Good post Erik. I agree with your conclusion - security and policy control will be critical when surfacing these services. Convergence and the easy accessibility of telephony capabilities will raise a lot of interesting issues.
For example, I recently downloaded BT's Web21C toolkit. I am interested in using it to build a telephony mashup of my own. But I was quite alarmed with the following description of its capabilities, found in the README in the toolkit documentation regarding their Location service:
So what are these capabilities?
* The Location service allows the application developer to determine the geographic location (latitude, longitude) of any
cellular device any where in the world.
* The Contacts service provides the ...
At first, I was thrilled. It sounds like the Location service is offered without limitation (that word any is very permissive). And because Google Maps is the mashup ingredient of choice, I was thinking I could build a real-time map mashup pinpointing everyone I know on a Google Map. I was thinking how cool that would be, until I thought about the privacy issue with that. Would BT really allow me to become a virtual stalker?

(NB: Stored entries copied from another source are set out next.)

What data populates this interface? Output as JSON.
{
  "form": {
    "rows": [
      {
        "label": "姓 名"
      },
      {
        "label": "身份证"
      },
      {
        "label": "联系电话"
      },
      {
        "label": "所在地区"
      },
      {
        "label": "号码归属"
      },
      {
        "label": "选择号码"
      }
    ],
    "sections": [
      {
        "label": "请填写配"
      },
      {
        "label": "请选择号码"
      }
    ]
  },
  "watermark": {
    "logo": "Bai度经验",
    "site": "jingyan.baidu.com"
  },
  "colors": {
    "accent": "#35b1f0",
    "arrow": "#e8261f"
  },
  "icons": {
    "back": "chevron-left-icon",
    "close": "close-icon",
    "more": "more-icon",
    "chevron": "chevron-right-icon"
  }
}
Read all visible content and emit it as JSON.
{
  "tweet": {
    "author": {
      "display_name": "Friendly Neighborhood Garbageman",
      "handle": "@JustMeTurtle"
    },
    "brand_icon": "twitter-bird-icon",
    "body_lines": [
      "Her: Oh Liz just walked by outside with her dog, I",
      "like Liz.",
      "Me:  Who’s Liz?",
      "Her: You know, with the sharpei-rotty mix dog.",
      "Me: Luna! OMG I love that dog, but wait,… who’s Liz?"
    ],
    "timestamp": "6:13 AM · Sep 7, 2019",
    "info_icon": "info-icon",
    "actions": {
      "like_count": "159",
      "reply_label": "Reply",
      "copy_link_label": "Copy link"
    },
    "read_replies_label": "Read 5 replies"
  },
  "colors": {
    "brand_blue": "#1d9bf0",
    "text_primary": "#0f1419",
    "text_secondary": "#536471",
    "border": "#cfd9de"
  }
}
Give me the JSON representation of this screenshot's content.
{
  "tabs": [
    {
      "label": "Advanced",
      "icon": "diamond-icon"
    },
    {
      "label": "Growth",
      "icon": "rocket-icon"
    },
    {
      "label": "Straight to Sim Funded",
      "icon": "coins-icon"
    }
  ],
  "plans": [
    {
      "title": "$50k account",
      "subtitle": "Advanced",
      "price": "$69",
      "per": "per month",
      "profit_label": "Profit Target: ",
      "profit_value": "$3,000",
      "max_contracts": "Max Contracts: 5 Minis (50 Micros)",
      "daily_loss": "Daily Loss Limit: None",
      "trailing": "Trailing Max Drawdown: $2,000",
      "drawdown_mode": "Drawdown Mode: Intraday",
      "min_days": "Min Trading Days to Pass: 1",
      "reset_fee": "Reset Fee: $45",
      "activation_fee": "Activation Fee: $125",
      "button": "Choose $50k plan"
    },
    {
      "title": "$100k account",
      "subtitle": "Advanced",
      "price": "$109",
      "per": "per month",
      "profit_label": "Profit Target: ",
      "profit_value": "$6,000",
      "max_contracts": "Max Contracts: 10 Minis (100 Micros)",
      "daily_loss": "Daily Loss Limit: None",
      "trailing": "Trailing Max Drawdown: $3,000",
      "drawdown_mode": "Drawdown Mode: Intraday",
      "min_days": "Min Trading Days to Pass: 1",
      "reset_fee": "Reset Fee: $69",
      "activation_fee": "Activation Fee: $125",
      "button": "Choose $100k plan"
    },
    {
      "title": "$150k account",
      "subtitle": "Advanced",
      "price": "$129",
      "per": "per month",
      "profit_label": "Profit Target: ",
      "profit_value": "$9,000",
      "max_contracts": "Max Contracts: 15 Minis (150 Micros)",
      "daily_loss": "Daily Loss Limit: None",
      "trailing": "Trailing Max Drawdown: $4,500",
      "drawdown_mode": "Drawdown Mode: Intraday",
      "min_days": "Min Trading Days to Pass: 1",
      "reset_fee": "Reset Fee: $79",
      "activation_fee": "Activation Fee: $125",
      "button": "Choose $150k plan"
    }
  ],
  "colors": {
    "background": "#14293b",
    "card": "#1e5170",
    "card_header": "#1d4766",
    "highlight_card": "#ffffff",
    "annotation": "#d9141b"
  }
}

The Google Street Map privacy discussion would be trivial in comparison to BT allowing this.
Fortunately, the truth is the documentation is perhaps a bit too terse. BT does not allow you to just randomly query for the location of the device for any phone number. It will first send a text message to the device requesting permission to disclose its location. So BT has done the right thing.
But it shows the importance of being judicious about the use of these telephony services.